At an even lower level, alas, it is also frightening, because a huge percentage of it consists of pornography, eked out by master classes in bomb-making, conspiracy theory and religious terror. The word ‘jungle’ is almost too genteel to apply. But if the whole thing really is a lethally dangerous primeval forest, then a crucial battle will be lost if clearings are not provided in which people can find nothing but civilisation. I suppose the most glittering prize the Web offers is that it gives you a chance to put your life on the line in a constructive way. Even the brightest young people, wherever they come from, are more likely to find an older voice worth listening to if it is talking about something beyond wealth and power. It can talk about value, saying not just ‘This is what I have done’ but ‘This is what others have done, and I find it valuable beyond price.’

I wouldn’t want to sound too worthy, because I have never had so much fun since my first trip to the movies. I wish, though, that the Web had been around a couple of decades earlier, because a site on this scale is so obviously the ideal form of self-expression, where you get your name on the gateway to infinity.

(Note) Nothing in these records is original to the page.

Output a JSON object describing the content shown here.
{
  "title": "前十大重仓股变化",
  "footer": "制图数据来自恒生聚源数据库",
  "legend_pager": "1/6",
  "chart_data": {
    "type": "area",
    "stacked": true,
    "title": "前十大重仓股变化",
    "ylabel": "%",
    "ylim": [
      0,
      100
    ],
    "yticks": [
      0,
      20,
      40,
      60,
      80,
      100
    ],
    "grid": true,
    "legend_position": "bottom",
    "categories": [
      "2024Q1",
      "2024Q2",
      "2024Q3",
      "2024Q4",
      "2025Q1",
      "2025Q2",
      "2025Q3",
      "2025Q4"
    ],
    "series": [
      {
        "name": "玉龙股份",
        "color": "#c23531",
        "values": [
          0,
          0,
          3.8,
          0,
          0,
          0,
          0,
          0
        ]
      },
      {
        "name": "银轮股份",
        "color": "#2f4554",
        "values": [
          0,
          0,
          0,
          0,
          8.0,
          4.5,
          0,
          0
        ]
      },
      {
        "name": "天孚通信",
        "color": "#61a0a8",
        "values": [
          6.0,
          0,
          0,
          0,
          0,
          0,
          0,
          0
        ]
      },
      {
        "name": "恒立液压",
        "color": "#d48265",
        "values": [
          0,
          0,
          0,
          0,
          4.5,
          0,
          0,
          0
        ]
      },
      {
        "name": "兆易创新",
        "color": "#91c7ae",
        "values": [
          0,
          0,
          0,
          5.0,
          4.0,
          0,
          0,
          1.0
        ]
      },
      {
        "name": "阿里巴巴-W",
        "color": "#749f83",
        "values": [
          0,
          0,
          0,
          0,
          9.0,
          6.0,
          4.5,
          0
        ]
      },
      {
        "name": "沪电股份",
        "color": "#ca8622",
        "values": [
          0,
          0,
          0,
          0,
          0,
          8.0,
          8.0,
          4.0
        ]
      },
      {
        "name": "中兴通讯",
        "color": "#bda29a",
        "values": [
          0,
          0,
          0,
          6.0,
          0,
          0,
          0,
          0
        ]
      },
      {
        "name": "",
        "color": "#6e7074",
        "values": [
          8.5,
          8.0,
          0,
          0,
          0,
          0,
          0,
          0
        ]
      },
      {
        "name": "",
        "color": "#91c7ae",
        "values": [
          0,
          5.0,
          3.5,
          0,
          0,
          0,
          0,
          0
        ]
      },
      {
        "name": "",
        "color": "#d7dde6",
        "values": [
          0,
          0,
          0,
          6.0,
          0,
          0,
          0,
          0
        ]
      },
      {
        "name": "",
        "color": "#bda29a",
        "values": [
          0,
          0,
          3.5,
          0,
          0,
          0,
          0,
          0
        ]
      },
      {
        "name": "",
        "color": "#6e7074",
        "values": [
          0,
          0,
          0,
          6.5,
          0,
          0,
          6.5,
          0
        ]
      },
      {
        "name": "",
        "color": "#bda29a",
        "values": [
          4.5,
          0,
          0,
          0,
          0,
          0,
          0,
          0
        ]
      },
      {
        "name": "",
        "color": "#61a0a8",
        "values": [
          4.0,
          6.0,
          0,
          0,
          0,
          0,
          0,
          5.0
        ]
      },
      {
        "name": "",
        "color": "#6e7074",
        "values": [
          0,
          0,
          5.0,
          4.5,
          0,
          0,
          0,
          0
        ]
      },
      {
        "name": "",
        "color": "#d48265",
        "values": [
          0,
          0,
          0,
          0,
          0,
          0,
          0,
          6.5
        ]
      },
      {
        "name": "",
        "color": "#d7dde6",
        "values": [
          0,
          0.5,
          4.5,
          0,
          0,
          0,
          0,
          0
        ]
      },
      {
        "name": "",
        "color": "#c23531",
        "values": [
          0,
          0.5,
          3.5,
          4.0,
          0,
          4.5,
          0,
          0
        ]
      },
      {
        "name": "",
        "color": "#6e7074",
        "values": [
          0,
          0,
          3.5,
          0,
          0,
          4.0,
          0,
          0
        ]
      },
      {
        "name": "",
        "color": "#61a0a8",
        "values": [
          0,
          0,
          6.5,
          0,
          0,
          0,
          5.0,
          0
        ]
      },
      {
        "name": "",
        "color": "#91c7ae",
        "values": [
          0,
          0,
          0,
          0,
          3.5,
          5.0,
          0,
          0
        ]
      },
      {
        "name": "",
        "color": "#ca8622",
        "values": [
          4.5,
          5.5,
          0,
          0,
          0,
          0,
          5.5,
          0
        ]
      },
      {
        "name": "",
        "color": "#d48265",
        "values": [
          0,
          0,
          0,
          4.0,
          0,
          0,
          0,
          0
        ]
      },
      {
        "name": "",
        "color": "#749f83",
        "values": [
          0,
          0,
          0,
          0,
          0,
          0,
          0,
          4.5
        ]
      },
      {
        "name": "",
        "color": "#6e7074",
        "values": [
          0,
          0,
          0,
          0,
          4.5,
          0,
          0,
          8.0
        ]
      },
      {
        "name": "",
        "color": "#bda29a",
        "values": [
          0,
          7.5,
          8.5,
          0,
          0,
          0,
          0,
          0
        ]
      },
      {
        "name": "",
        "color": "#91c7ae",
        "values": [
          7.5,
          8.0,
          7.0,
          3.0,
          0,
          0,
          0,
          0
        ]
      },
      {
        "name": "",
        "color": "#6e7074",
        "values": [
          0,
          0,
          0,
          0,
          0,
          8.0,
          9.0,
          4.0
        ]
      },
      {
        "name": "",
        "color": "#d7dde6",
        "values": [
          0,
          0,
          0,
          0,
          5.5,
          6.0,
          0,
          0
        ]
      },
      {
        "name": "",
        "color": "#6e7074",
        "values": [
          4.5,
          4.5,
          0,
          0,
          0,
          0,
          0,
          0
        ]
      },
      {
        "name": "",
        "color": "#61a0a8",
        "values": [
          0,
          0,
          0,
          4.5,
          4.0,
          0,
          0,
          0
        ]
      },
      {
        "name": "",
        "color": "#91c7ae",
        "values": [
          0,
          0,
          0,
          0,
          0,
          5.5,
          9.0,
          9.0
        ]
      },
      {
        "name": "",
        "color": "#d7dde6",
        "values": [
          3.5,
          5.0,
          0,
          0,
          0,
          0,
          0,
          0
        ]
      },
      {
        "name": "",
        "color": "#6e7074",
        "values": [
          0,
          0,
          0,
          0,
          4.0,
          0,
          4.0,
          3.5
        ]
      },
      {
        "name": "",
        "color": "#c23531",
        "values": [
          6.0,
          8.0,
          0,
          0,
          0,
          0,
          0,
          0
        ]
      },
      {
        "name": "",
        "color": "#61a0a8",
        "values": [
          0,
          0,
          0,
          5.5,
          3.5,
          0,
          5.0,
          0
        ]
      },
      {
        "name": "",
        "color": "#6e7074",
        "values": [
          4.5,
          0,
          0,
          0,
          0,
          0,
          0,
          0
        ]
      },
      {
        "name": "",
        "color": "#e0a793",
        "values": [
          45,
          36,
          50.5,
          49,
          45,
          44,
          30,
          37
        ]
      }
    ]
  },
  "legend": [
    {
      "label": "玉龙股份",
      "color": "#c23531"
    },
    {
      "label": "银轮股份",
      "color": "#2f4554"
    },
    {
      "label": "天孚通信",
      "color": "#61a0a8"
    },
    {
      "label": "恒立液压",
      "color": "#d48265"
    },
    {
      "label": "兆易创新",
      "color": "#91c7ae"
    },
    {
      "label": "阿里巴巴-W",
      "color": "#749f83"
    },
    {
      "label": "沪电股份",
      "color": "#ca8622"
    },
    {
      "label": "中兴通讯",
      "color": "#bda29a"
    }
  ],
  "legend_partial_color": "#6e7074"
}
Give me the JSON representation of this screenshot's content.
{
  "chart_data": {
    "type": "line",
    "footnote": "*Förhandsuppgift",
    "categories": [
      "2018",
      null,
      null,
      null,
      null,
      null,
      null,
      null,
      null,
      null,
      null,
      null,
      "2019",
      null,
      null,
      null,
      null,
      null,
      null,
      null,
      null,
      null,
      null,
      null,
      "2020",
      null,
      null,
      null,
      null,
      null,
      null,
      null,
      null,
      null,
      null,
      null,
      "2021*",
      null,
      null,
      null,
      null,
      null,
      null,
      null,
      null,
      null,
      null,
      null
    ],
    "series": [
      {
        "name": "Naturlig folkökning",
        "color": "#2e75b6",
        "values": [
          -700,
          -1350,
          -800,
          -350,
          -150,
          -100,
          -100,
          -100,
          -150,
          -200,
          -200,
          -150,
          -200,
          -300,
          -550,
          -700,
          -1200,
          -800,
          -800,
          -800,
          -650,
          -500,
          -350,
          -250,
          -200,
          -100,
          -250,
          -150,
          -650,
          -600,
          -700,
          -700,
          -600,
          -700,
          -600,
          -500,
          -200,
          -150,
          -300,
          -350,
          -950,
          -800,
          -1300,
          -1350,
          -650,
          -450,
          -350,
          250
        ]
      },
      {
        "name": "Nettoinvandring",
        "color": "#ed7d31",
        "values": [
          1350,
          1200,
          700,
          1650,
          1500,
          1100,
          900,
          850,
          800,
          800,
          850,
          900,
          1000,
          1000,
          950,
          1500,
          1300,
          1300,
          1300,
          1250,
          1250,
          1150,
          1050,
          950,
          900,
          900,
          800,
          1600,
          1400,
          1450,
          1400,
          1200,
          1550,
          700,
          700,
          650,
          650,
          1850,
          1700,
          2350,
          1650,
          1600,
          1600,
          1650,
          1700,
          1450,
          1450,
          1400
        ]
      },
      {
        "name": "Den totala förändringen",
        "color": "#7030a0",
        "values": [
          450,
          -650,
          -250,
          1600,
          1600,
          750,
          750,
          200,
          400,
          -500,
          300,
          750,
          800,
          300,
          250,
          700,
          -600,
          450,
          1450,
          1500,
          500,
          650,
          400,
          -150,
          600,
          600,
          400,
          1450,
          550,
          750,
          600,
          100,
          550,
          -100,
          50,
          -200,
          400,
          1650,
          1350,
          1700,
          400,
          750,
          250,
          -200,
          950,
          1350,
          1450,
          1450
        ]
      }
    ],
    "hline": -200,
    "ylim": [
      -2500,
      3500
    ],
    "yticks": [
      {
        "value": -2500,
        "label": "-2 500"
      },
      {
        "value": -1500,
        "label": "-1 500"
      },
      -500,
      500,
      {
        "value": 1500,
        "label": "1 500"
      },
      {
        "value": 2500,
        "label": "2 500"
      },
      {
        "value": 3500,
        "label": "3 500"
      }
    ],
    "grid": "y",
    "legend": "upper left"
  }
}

What would a pyramid be beside that? Just a pointed building sticking out of the sand.

(The Times, May 16, 2008)

Postscript

My website www.clivejames.com can be defined in two ways: as the first personal fully fractal multi-media archival-critical instrument on the Web, and as an unbeatable method for going broke slowly. The video department is its most money-hungry feature, and to offset the production and transmission costs I have formed various alliances, always with the aim of giving the ally something he needs for the moment while I get something to keep for my Casaubon concordance, my scheme for joining the stars. Forming an alliance with Times Online, I ran the risk of looking as if I had gone to work for its proprietor. But the executives were very kind about allowing me to proclaim my continued independence, and I am grateful to them for giving me the space to do so. Meanwhile, the other departments of the site continue to grow, unhindered by any considerations except those attached to my diminishing supply of time. I wish that last thing were not so pressing, but I would never have started building the site in the first place if I hadn’t thought that the day had arrived for getting things together. How to keep running it after I conk out is the big question now. But my Web editor, second-in-command and sole crew member Cécile Menon is already testing an early model of a cyborg boss, which has a close physical resemblance to Gérard Depardieu. It makes strange noises, but so do I.

(2009)

Archive Editor’s note

Clive was right to be concerned about the survivability of his Website. In fact for reasons not clear to me the site’s hosting service collapsed and all files were lost, some time in the late-2018 / early-2019 period and several months before its instigator, to use Clive's own phrase, ‘conked out’. In late summer 2019, previous Webmaster Dawn Mancer and I set about, quite independently of (and indeed at the time unknown to) each other, and with zero budget, to rebuild the site. Dawn produced the new www.clivejames.com with its sleek modern mobile-friendly look; I for my part attempted to recreate the look and feel of the old (Cécile Menon) site, but with corrections, usability enhancements and several hundred new pages of Clive’s earlier work. My project turned into this permanent ‘Website Archive’ (archive.clivejames.com). Neither this nor the ‘main site’ is yet complete.